Kicking off the event, Kentucky Chamber Foundation Workforce Center Executive Director LaKisha Miller kicked off the day discussing the many successes seen in the business community around programming through the Foundation including the Kentucky Transformational Employment Program, Fair Chance Academy, and much more.

Miller also noted the partnerships the Foundation has with state government that allows for a direct connection between those leaving incarceration and the business community. She noted more than 13,000 individuals are released each year in Kentucky and ways that are identified to ensure successful reentry including addressing substance use disorder (SUD) and securing employment which she said the Foundation and its programs are happy to play a role in that incredible ecosystem across the state.
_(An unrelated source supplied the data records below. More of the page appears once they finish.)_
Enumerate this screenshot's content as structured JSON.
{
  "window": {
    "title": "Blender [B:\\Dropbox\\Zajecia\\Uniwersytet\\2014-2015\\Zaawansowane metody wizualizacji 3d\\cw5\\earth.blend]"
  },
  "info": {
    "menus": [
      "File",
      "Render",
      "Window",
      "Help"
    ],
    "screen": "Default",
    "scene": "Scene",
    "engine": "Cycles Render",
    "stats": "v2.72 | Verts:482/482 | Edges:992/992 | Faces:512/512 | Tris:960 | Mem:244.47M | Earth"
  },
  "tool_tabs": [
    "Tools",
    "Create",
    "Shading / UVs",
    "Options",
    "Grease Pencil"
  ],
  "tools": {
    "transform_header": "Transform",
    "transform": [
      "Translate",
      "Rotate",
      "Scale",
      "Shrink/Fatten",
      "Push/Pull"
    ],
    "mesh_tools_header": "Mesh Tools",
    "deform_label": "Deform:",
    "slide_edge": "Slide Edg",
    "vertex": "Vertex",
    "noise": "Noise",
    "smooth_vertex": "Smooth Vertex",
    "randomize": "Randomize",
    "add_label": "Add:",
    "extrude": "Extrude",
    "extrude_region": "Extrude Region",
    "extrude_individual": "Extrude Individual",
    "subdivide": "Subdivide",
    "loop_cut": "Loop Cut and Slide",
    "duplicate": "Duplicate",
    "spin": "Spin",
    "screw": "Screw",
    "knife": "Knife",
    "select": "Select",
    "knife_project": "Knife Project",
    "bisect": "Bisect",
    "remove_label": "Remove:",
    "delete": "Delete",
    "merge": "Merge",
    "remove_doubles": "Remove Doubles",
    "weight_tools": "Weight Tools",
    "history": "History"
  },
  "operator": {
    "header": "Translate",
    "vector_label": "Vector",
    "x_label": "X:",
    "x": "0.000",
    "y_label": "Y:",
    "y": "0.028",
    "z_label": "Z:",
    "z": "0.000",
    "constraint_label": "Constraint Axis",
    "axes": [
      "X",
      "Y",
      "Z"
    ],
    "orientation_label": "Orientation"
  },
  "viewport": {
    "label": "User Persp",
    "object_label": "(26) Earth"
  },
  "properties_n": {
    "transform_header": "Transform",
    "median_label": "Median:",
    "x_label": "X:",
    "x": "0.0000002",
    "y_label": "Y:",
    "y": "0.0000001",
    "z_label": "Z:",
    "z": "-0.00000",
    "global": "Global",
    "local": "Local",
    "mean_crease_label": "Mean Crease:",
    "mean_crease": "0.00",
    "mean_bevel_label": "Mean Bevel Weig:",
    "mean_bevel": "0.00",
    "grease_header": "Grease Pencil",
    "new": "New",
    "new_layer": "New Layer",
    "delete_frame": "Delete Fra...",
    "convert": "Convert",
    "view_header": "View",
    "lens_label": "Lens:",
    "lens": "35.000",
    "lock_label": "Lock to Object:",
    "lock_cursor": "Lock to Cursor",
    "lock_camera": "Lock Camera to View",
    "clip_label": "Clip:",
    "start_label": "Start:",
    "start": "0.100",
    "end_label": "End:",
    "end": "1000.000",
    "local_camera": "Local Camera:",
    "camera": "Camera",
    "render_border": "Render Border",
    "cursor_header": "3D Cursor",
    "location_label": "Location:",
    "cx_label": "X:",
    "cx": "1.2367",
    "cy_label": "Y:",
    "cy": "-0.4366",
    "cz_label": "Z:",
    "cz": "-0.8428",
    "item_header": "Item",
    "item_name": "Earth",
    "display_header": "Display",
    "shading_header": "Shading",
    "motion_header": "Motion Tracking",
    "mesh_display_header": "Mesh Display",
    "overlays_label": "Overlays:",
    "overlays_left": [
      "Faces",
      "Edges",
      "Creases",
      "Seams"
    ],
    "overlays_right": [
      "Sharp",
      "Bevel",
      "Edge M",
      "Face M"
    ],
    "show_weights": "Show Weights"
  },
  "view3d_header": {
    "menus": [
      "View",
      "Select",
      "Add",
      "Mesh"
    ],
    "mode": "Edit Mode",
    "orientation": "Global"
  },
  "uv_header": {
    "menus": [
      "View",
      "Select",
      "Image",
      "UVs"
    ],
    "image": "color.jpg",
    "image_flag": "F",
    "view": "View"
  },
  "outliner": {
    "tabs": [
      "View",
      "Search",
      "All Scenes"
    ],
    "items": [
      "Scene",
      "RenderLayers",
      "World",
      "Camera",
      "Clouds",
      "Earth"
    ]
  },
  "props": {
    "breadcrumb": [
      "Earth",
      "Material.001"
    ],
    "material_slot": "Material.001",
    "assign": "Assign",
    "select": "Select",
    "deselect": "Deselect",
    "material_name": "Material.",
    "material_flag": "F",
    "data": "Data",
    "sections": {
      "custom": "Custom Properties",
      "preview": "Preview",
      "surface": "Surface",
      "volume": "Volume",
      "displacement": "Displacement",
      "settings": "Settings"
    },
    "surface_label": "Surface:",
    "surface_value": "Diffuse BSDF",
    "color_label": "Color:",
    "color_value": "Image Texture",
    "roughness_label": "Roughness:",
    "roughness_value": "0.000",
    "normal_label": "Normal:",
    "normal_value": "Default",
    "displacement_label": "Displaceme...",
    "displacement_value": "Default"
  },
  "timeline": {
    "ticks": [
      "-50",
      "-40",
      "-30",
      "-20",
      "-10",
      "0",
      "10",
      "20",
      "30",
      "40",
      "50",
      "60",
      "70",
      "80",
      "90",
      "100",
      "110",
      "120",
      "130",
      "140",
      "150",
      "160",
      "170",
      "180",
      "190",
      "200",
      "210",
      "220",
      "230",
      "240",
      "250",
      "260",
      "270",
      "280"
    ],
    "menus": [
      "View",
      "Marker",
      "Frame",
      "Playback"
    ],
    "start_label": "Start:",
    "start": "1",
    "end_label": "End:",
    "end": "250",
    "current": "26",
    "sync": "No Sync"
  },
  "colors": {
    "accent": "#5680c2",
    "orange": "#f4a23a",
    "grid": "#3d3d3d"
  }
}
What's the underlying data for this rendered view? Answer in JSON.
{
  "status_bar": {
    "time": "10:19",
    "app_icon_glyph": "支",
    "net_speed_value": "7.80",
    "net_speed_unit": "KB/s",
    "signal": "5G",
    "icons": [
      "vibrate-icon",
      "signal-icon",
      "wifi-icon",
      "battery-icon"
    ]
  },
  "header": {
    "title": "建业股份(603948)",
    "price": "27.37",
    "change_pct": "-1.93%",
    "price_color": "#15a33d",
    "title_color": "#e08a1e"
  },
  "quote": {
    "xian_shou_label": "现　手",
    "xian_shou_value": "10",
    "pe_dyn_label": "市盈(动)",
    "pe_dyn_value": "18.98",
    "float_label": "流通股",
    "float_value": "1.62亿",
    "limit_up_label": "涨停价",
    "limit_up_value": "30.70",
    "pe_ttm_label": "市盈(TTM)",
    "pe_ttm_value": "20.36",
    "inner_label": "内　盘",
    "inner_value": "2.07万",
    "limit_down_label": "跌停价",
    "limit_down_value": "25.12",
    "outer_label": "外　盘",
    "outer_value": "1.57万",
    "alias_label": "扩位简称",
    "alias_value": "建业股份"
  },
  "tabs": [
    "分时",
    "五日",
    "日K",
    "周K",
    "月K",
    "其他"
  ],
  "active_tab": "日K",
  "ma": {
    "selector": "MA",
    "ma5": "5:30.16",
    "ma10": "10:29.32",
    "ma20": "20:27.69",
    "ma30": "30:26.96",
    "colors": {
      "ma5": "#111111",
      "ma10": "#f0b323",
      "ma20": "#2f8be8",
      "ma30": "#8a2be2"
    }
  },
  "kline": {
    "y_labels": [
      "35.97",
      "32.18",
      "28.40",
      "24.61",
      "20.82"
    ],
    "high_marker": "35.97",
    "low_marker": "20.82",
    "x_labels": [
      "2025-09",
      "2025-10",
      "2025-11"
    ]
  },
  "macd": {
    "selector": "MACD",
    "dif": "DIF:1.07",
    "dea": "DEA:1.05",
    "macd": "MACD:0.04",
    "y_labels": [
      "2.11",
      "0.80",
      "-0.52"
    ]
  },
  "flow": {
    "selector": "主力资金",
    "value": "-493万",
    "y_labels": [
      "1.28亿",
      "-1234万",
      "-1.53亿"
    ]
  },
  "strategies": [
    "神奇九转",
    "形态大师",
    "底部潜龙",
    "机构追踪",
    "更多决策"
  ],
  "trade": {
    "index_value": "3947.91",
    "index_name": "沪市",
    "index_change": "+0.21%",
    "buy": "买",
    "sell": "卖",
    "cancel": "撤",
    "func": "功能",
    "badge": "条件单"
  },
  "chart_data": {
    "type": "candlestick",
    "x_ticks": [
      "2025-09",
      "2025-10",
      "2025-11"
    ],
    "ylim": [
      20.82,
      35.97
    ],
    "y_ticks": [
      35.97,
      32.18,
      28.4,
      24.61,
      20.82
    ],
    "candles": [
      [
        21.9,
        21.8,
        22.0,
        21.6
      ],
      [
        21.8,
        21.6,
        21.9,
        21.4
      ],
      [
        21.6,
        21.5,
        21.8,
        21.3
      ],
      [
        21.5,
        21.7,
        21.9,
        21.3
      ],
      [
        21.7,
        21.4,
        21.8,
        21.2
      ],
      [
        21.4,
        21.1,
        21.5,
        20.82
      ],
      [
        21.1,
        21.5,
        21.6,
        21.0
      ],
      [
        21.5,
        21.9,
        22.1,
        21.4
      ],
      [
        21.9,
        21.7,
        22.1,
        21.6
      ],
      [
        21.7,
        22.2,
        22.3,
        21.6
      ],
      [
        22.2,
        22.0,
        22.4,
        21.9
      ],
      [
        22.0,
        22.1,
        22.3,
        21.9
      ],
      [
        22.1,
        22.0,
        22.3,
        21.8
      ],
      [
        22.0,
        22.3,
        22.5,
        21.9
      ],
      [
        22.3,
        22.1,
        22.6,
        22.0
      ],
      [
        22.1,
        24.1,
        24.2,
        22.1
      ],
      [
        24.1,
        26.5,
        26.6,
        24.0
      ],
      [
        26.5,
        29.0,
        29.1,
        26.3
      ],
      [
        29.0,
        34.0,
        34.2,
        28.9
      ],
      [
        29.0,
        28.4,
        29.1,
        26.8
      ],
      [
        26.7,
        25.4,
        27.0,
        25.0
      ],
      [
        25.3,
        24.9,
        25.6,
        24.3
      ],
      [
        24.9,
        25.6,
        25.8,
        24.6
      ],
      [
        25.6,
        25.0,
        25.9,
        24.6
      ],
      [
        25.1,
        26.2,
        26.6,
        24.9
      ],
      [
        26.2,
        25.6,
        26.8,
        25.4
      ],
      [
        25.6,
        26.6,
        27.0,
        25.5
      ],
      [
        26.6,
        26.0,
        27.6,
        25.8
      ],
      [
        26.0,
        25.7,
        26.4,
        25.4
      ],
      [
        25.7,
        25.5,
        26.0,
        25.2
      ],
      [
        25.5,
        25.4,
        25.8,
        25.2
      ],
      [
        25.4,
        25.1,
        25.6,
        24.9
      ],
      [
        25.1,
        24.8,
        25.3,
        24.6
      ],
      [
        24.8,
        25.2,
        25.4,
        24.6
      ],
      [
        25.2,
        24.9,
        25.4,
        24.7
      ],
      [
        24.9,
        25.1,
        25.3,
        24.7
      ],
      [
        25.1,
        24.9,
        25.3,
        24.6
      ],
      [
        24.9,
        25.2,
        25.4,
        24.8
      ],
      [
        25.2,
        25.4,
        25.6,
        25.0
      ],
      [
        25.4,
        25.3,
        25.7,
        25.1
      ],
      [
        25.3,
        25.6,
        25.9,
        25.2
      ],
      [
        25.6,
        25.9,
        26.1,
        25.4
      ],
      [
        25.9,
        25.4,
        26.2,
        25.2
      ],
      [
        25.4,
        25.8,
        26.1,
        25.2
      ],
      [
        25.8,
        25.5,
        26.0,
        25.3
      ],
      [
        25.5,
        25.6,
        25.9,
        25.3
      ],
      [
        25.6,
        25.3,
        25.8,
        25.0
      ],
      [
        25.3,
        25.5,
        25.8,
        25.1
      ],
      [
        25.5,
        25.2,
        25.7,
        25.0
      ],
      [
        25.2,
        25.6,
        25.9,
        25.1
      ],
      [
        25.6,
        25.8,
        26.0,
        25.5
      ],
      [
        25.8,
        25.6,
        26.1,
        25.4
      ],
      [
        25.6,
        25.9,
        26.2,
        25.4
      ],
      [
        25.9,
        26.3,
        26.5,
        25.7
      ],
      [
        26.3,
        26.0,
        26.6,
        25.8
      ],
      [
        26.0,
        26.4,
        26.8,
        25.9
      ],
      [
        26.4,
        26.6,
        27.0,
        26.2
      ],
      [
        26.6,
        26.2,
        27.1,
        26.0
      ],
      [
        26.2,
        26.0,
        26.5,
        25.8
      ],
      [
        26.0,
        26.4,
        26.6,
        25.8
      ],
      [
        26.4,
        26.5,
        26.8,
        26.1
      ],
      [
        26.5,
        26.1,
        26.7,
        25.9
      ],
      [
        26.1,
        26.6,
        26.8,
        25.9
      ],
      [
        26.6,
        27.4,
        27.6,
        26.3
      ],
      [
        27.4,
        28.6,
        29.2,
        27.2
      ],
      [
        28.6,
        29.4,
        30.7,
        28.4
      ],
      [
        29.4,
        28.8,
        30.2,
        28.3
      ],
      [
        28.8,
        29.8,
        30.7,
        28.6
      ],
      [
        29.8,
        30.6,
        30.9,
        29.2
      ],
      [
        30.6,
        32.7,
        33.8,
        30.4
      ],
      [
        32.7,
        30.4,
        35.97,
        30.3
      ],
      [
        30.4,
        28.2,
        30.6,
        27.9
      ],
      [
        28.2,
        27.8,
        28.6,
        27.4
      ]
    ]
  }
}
As for the state of recovery in Kentucky, Office of Drug Control Policy Executive Director Van Ingram touted the success of those programs and the partnership between the two entities to ensure individuals are being connected with open positions and also noted the incredible recovery programs Kentucky is home to. However, he stressed there is more work to be done and warned that fentanyl was involved in 73% of overdose deaths.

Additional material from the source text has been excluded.